Several people from work looked forward to their sabbaticals to completely unplug from technology: no computer, no internet. I didn’t vow to do anything of the sort on my sabbatical, but it occurred to me the other day that I frequently go whole days without opening my laptop. I still use my phone to communicate with friends and family, for internet searches, and to ask AI to do stuff for me, like make swim workouts, but I’m not on social media anymore, so my screen usage is a fraction of what it is when I work.
My eyes are grateful for it — they need the rest. Just as welcome, I feel present in the world and connected to it. Rather than only watching birds for a few minutes at the feeder, I watch for long stretches of time. They’re funny little creatures. They chase, they chirp, they dart, swoop, strut, and preen. I watch them hide in the leaf-heavy branches and move among the trees. They’re very busy at being alive. A crow hopped around the driveway the other morning, chasing after two bunnies, chattering at them, “Hey guys! Play with me!” They ignored him. The squirrels are funny, too. They raid the feeder, of course, and I love to open the sliding glass door and watch them freak out that I’m so close. The feeder hangs from the back deck on the second floor, and they leap from the deck rail to the nearest tree branch, arms spread like they’re leaping for their lives, land on the flimsy branch that bends cartoonishly low under their weight, and scramble up to surer stability with their tiny squirrel hearts racing. This little spectacle is such a delight, I don’t mind feeding them along with the birds.
I also get out of the house a lot more, now that I’m not fully concentrated on my screen all day. Yesterday, I went to our small downtown after lunch for a coffee. I took my notebook with me. I write a lot in notebooks. Maybe a couple thousand words a day, with my pretty pens and pretty ink and smooth paper. Not about anything in particular, just writing to write because I like the feel of it.
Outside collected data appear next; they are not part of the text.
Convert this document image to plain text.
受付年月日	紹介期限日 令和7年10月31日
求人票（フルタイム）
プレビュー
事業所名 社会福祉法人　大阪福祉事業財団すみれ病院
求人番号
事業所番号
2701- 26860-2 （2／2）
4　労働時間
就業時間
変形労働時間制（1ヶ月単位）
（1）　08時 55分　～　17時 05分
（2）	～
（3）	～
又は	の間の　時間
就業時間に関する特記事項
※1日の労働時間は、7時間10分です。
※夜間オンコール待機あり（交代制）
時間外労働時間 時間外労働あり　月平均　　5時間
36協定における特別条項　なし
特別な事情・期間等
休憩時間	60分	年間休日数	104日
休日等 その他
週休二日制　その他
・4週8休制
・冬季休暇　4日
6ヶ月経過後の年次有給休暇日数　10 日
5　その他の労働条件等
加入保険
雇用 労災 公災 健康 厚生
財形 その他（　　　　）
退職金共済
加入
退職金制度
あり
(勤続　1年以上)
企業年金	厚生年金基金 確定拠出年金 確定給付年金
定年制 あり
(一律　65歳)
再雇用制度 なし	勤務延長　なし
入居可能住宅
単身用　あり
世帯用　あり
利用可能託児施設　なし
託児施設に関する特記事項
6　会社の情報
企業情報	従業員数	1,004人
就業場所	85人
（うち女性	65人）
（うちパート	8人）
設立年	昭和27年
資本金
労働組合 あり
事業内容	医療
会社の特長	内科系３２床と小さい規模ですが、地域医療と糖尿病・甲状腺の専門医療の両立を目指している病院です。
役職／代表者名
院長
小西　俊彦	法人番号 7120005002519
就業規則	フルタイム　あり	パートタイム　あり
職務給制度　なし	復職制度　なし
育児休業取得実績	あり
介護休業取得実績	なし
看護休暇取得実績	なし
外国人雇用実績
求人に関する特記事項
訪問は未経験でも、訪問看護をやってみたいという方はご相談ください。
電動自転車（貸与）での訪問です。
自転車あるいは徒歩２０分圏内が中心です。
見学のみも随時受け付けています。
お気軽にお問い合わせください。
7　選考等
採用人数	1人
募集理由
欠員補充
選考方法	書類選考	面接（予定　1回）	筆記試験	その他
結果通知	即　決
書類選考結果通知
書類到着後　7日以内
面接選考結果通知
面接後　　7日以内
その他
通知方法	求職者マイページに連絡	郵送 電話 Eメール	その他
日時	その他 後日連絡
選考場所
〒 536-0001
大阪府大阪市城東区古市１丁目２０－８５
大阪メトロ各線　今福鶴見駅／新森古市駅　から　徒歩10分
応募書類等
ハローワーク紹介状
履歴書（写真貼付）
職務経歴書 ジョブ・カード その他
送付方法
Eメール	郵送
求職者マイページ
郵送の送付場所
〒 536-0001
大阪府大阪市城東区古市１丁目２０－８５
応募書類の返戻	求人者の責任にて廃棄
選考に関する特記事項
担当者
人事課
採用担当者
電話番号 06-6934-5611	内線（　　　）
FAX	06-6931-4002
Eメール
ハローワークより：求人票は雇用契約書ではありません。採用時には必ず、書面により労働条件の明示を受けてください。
Without a laptop, I don’t need to carry a backpack when I go places; instead I carry my new tote with a notebook and pens. Yesterday I sat in the café and sipped foamy coffee, wrote my surroundings, and felt the difference between now, when graduations are done and town has emptied and 85% of the café’s tables were vacant, and two weeks ago when the line snaked out the door.
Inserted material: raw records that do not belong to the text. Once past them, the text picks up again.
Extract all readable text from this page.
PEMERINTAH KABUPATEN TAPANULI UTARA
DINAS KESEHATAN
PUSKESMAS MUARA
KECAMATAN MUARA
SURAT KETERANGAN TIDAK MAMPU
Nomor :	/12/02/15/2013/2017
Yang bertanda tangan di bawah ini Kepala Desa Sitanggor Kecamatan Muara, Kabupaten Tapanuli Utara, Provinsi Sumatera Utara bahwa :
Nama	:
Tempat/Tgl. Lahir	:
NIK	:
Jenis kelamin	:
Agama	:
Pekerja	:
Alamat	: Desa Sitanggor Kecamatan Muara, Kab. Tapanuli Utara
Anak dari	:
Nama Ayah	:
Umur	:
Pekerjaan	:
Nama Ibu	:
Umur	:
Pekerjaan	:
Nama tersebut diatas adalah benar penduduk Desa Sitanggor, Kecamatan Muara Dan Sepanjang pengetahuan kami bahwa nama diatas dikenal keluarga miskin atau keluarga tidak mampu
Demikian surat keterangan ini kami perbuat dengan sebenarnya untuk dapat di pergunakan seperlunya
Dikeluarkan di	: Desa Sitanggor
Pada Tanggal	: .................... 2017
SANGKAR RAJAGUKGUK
I had errands to run downtown. In my normal life, I would have driven from the coffee shop, which is on one end of downtown, to the book store, which is on the other. But this is a very small town. It’s only a 15 minute walk between the two. If I’d been traveling to a new city, I wouldn’t have even considered driving. So I treated home as if I were traveling, and I walked. I walked one block over from Main Street so I could walk past pretty residential gardens, listen to the birds, investigate berries, feel the air, and smell flowers. I walked to the co-op to buy cashews and poppy seeds for my overnight oats, to the art store to buy notebooks to take to Europe, to the dentist to pay a bill, and to the book store to pick up a book I’d ordered.
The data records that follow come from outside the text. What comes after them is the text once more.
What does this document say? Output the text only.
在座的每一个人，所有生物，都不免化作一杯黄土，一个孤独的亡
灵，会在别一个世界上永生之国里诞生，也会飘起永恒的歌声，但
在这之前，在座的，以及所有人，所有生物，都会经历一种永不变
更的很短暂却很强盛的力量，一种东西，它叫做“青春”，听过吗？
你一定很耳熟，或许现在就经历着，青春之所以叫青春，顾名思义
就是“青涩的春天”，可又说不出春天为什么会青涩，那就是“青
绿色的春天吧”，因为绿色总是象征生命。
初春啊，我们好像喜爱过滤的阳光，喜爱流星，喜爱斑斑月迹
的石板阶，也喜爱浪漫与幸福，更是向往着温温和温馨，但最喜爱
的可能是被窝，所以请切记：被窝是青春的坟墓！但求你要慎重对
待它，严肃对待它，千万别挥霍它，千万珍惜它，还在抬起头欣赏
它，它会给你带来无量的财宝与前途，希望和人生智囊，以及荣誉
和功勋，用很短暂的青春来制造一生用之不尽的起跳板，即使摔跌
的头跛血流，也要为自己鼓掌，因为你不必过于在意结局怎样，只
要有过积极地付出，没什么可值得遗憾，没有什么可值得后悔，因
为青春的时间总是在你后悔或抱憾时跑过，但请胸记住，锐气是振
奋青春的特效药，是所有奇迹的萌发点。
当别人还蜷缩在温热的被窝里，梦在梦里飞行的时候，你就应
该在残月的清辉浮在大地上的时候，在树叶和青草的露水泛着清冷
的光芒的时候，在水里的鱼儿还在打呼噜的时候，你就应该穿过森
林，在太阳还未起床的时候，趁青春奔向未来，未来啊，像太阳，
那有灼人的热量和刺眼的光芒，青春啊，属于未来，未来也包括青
I’d been feeling the itch to blog again, so I opened my laptop today. Now the sun is up, though, and the wind is rustling the trees. The sky is blue with fluffy white clouds, and there seems to be some sort of bird convention in the front yard. There’s a lot of squawking going on. I have my computer glasses on so I can’t see them to see what kind they are. Maybe robins. It’s time for me to shut up shop and see what’s happening.